Dungo is a dry river (oued) that receives a series of
tributaries, flowing into a sandy alluvial surface formed by annual discharges.
These water courses over thousands of years will have made visible in various
places concentrations of artefacts and cuttings probably as a result of the
dismantling of carcasses of marine animals or terrestrial animals of medium and
large size, such as the ancestors of ungiris or olongos (Tragelaphus
strepsiceros) or even elephants, given the size of the cutting instruments. The
stations were studied from the geological point of view by Dr. Mascarenhas Neto
from the Angolan Geology and Mining Services in 1956, by Professor Gaspar de
Carvalho who in 1960 , which collected several lithic pieces, some of which
were offered to the Mendes Corrêa Museum of Anthropology in Porto. A study and
publication by Dr. Carlos Ervedosa resulted in them in 1967.
In 1973 (with Dr. Vitor de Oliveira Jorge) and in January
1974 I visited the station where a few dozen steaks were collected and
deposited at the Museum of Archeology of Language Courses, in Lubango.
These were the target of some typology studies by students
of the Language Courses. From 1976 onwards at the initiative of Luís Pais Pinto, new
surveys were carried out and years later, Dr. Manuel Gutierrez under a
cooperation agreement with the Center National de Recherches Scientifiques,
together with a team from the National Museum of Archeology from Benguela an
in-depth study that included excavations and which resulted in a set of dates
attributing the first dates to Dungo stations (IV and V) (in the photo where we
are sitting and on the other side you can see the sandy layer that covers the
archaeological layers .in the middle of Dungo's mulola) obtained by scientific
methods.
That French archaeologist led a team (Claude Guerin, Maria Lena and Maria da Piedade de Jesus) that eventually discovered a place for the "disassembly" of a blue whale (Balaenoptera sp.) Carried out by a group of hunter-gatherers from the Ancient Paleolithic and that left more than 57 pieces in the place, including steaks, axes, splinters of different sizes and remains of work to obtain utensils, in addition to the remains of the skeleton of the cetacius.

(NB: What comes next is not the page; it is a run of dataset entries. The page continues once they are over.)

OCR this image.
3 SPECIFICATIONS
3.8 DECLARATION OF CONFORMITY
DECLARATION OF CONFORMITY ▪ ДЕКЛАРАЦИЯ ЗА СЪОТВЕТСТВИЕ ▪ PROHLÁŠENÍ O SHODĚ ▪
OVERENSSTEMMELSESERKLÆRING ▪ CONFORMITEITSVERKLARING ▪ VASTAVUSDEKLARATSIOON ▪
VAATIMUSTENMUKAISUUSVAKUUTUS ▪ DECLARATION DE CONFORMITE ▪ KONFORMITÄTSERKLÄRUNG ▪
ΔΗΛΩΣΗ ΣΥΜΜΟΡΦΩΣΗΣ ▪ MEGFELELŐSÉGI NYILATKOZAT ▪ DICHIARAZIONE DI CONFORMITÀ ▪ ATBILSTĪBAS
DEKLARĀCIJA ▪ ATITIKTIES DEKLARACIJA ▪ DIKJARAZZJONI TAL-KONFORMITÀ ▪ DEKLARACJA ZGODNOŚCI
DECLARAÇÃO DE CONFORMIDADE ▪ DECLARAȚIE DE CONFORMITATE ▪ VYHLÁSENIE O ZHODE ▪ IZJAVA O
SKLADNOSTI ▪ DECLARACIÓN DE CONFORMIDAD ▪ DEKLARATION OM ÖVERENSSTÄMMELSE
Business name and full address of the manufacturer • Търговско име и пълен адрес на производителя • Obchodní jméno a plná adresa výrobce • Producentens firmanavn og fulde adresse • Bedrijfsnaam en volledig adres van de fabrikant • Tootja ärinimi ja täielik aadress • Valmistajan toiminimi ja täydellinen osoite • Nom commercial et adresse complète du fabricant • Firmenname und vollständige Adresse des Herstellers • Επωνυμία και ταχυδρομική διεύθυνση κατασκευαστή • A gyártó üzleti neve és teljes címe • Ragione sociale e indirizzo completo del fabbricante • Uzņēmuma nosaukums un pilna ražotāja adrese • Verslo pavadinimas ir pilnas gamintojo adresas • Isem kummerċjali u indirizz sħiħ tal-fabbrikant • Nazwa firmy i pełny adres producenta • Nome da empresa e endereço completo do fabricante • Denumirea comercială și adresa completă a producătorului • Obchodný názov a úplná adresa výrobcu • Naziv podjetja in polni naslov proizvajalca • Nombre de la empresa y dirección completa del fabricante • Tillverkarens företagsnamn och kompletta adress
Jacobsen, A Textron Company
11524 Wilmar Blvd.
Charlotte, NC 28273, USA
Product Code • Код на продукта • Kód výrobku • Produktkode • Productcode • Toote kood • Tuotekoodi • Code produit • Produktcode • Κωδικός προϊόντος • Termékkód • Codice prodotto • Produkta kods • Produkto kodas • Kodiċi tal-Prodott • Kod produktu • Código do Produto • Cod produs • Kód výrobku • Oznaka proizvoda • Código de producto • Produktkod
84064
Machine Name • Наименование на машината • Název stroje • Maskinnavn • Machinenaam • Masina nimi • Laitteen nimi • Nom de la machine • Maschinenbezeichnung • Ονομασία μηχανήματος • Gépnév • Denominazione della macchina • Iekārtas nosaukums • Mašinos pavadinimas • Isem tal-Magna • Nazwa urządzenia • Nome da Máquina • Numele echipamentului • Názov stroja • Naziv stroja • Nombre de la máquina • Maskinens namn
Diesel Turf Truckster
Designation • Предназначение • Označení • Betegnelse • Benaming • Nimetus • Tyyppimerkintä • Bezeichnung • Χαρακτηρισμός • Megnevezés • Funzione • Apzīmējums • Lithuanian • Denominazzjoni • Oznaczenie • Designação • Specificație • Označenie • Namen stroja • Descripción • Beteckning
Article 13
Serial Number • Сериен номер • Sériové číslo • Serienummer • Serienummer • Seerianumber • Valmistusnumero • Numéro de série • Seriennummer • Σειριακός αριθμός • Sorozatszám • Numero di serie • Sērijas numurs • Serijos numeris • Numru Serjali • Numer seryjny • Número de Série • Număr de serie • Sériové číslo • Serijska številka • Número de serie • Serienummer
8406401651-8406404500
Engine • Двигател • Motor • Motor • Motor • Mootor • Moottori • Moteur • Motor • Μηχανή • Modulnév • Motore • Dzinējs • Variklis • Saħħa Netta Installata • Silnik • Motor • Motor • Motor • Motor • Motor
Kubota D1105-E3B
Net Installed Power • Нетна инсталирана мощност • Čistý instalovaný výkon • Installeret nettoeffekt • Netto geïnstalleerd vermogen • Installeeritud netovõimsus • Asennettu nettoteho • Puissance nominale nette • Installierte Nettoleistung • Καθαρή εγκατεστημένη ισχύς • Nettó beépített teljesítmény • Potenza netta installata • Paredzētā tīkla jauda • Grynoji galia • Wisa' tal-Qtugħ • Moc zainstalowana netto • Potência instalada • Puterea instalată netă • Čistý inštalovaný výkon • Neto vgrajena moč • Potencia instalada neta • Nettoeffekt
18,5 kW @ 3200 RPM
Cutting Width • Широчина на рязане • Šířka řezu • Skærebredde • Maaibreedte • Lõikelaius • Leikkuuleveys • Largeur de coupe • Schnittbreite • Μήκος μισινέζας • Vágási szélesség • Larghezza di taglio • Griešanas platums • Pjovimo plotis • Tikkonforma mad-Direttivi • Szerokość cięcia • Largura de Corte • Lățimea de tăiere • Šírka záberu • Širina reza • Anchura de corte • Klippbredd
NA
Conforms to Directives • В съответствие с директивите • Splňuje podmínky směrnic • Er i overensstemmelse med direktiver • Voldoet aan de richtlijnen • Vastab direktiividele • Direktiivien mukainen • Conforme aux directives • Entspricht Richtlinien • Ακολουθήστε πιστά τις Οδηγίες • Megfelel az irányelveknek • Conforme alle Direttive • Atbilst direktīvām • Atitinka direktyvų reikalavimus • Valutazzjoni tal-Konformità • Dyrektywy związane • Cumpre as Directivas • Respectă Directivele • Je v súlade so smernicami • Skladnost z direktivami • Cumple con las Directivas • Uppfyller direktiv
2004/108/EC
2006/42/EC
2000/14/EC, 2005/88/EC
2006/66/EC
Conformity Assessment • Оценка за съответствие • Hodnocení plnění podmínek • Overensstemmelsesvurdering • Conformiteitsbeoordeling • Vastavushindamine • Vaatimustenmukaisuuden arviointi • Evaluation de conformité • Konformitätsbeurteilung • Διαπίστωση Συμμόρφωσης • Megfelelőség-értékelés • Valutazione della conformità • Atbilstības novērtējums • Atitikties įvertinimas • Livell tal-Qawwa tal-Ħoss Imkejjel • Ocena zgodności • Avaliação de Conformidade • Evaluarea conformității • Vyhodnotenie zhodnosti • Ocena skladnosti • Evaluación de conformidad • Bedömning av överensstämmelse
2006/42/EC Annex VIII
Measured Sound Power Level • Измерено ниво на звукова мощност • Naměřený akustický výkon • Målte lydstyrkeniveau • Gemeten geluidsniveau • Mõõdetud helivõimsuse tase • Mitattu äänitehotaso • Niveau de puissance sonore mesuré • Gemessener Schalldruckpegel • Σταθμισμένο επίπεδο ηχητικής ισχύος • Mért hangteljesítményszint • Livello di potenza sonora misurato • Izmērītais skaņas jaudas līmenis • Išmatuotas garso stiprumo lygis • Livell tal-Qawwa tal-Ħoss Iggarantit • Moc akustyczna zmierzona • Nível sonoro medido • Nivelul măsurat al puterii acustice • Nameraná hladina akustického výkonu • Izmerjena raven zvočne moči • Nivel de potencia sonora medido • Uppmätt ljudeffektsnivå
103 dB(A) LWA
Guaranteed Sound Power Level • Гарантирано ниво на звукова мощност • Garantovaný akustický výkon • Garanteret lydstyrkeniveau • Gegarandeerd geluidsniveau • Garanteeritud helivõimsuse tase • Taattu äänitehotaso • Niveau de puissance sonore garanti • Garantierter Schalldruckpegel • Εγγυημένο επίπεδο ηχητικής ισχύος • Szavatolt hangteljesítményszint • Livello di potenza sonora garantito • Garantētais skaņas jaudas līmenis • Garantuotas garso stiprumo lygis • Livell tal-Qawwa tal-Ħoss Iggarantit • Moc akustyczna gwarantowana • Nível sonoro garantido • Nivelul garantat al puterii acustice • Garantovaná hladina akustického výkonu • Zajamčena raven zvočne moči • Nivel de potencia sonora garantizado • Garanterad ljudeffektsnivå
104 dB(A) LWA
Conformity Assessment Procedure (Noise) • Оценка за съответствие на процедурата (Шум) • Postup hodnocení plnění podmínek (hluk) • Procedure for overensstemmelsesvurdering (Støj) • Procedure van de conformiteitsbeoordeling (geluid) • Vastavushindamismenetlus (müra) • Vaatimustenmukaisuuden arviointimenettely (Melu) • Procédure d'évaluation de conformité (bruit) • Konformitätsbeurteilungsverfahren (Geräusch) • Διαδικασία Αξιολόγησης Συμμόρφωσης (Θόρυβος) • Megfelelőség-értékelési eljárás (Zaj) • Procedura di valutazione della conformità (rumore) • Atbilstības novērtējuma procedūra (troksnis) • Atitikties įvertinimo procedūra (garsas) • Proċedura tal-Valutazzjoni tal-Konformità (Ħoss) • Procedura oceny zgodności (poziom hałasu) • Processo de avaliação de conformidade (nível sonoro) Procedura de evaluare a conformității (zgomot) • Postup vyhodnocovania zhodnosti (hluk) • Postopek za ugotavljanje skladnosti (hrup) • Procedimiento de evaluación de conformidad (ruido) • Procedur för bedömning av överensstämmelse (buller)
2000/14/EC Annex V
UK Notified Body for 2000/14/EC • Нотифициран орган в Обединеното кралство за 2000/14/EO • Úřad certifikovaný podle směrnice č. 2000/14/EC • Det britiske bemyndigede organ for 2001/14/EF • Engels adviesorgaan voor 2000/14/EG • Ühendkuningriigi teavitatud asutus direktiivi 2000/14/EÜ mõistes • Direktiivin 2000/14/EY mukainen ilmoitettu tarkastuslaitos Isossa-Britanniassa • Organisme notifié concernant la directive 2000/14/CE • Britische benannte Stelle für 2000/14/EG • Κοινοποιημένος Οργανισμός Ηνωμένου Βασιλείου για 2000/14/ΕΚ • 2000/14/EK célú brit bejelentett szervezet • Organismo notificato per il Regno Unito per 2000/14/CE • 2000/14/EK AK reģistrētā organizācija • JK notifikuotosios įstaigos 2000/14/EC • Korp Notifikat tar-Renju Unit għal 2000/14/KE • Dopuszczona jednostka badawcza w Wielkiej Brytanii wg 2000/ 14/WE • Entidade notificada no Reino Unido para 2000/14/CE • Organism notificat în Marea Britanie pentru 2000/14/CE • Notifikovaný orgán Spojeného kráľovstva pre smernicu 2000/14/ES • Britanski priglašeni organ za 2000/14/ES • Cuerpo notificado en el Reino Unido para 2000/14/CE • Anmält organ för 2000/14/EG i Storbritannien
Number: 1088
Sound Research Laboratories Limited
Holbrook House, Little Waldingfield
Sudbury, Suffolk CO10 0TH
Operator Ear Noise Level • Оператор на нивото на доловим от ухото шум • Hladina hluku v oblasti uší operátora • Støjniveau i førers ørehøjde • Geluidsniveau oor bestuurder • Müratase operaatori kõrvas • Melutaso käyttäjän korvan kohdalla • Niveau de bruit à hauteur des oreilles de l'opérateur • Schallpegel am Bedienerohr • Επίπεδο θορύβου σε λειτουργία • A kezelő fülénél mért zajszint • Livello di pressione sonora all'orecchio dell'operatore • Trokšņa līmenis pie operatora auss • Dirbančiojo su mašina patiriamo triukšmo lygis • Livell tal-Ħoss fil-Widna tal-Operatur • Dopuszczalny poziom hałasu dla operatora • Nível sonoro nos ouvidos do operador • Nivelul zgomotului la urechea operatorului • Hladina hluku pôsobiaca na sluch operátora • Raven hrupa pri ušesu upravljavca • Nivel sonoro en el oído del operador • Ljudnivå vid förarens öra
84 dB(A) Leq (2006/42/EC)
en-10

It should be noted that the place is more than 3 km from the coast and 65m high from the average water level, where there should be a beach like Caotinha or Baía Azul. The animal was quartered at the place where it hit the shore and must have fed the group for a long time, since the meat could have been kept dry in the sun or smoked, more than 300,000 years ago. [in Exploitation of a grand cétacé au Paléolithique ancien: the website of Dungo V à Baia Farta (Benguela Angola) - Gutierrez et al. Contes Rendus de lÁcademie des Sciences IIA pages, 357-362, 2001)
The whale skeleton discovered by Dr. Manuel Gutierrez's team at Dungo station
On the Chamume beach, close to the site, several skeletons of whales of the same species are visible that give to the coast, even today. It is for this reason that probably nomadic groups from Acheulense and from later times have been maintained for probably dozens of years.
From 150,000 years before us, the climate in Angola has become progressively drier and the place will have been invaded by the Kalahari sands that will have covered the entire coast until probably Luanda. At the same time the sea will have gradually decreased in level as the ice caps increased at the poles, leaving the place, previously beaten by the waves far from the sea and far above its level. The traces of economic activity of the hunter-gatherers were covered by red sand dunes, even today, in some places, on one side and the other of the Dungo mulola, the height reaches 20 meters above the rock formation where the artifacts.
It would probably only be "occupied" in more recent periods of Wilton culture, with the ancestors of the Vassekele or Kuissis around 5,000 before us when the climate became more favorable.